その表情は会ったときの無機質な感じではなかった。
現場は、もう跡形もなかった。
一年が経過している。
しかし、その場所を、二人とも間違えることはなかった。
二つの花束を置く。
彼女が置き、俺はそれに寄り添うように置いた。
彼女は手を合わせる。
俺はポケットから煙草を取り出し、二本に火を着ける。
セブンスター。
一本は、花束の前に置いた。
置きながら、想った。
なぜお前は来るな、そう言えない。
そう、伝えてくれない。
俺では。
23.エピローグ
綿のような雪が、ふわりと彼女の肩に乗った。
徐々に数を増し、雪が舞い始めた。
車を出す。
彼女がつぶやいた。
「亮ちゃん、泣いてんのかしら」
「そう思えばいい。

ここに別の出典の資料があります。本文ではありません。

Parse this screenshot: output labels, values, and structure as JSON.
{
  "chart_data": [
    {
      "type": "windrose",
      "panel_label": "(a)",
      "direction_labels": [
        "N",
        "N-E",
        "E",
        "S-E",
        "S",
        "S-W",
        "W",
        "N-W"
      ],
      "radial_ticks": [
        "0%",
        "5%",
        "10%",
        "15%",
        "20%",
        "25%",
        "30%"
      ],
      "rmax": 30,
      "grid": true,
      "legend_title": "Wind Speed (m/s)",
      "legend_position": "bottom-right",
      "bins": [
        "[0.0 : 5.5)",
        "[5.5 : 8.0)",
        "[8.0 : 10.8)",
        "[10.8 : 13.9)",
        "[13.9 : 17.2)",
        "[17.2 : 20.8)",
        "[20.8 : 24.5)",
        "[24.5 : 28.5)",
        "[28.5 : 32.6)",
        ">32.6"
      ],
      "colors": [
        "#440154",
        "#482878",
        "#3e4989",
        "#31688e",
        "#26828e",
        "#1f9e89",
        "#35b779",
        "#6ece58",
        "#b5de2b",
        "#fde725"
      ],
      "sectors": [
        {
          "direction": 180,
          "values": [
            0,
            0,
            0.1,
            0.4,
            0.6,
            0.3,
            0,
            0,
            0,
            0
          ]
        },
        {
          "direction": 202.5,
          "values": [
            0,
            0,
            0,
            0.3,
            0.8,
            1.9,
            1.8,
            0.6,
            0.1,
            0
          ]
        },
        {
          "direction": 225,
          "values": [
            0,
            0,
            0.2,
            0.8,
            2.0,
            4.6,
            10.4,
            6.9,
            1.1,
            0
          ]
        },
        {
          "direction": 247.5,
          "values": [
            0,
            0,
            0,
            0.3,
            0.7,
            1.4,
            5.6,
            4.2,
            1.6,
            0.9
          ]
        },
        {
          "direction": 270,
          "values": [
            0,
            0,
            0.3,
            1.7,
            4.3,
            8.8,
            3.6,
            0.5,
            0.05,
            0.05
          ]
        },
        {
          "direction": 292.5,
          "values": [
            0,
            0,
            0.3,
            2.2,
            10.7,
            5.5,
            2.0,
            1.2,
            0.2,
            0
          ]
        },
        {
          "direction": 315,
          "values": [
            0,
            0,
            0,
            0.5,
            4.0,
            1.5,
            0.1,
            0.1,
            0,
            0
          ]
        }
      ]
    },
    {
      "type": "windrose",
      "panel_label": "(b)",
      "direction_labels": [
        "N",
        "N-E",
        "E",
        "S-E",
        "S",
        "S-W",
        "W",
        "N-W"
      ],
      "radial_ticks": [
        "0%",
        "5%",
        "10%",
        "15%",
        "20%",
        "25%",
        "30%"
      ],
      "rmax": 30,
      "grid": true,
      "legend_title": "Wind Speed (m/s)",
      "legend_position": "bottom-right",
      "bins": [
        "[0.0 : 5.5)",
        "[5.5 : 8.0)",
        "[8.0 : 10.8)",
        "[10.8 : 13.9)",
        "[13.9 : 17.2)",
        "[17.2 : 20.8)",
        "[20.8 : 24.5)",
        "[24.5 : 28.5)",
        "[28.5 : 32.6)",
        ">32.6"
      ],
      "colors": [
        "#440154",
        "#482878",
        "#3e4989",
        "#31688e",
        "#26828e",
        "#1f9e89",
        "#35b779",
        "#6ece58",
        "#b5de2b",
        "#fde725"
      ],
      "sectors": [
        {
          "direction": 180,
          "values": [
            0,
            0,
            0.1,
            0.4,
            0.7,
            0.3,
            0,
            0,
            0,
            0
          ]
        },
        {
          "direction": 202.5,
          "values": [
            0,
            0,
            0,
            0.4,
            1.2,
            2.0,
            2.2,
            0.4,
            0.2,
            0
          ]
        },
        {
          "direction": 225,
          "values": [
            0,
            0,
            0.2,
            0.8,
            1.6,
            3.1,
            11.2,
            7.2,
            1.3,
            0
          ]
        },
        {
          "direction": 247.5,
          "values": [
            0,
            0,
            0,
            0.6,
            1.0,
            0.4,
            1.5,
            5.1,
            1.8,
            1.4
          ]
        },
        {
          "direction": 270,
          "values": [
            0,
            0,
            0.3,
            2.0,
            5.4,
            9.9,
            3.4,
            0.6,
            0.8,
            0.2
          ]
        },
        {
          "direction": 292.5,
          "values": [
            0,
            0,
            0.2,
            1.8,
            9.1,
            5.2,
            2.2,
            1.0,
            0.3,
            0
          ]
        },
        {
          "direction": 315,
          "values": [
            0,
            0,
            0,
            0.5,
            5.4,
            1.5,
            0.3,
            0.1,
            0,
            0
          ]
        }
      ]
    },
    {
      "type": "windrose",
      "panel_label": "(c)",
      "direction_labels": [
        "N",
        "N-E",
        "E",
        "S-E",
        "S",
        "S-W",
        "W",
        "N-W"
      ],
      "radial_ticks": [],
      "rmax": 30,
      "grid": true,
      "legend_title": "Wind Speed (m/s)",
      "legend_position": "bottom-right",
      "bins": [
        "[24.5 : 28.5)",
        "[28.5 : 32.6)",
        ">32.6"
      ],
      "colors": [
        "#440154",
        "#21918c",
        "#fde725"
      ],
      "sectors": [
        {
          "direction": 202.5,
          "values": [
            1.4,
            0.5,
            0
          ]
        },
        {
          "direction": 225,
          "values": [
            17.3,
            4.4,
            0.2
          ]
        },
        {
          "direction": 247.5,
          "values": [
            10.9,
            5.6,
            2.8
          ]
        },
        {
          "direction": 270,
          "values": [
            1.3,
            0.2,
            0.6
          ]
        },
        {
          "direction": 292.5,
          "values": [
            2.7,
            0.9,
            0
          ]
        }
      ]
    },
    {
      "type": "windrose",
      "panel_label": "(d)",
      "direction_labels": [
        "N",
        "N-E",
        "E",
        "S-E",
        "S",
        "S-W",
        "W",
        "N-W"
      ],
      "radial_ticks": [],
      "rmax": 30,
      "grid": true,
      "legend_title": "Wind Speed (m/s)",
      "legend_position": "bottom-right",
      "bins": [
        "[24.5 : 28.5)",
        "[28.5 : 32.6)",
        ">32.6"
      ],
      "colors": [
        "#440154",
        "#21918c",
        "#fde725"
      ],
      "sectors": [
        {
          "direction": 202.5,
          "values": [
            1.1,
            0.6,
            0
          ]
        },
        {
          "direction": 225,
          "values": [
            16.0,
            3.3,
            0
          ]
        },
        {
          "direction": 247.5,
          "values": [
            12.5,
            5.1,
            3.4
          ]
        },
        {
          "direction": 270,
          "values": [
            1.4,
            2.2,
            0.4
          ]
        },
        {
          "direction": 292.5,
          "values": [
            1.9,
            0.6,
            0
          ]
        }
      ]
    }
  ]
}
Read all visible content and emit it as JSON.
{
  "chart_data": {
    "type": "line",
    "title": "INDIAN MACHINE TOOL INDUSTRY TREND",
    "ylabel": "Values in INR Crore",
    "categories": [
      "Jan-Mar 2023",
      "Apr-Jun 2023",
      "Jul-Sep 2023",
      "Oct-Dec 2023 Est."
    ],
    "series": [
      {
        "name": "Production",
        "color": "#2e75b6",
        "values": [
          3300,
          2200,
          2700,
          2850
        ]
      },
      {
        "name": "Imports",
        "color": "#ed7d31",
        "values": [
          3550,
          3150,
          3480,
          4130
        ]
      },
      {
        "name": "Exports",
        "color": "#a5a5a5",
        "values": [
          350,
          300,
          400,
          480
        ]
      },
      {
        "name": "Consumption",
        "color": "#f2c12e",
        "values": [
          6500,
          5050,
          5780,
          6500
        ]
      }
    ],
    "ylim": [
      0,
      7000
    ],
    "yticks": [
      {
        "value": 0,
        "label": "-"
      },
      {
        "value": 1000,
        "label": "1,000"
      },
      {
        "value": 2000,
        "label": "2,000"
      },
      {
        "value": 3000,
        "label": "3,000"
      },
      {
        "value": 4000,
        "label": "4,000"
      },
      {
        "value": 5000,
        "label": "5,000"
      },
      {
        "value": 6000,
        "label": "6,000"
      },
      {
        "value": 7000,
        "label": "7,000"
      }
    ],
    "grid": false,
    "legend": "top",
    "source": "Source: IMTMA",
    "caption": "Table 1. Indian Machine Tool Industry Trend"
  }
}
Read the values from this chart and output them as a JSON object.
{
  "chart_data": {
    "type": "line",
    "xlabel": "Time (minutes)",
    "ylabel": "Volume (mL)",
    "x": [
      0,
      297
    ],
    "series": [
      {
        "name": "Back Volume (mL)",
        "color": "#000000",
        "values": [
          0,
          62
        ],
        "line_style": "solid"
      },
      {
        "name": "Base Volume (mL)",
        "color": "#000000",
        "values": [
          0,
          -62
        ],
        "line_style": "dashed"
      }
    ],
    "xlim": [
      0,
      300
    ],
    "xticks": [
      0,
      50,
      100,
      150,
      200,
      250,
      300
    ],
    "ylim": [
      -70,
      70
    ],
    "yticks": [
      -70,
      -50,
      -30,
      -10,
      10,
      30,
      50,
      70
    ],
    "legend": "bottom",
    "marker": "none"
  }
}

でも、これは哀しい涙じゃないよ。
寂しがってる涙でもない。何か暖かそうじゃない。そうだろう?」
冗談めかし、上を向いて言う。
猿芝居だろうと、そうするしかない。
「これがお前の涙で、辛いもんじゃないんなら、
少しばかりやませてくれるか?亮?」
その直後、視界から雪が消えた。
二人とも黙り込んだ。
彼女が息を飲んでいるのが判る。
一分も経たないうち、また辺りに雪が舞い始めた。
俺は彼女の方を向いた。
顔を見合わせる。
「嘘だろ?」
俺が言うと、彼女は笑い始めた。
心底楽しそうな声で。
ひとしきり笑う内、声に、別のものが混じり始めた。
今はもう、笑っていない。
俺は黙ったまま、車を走らせた。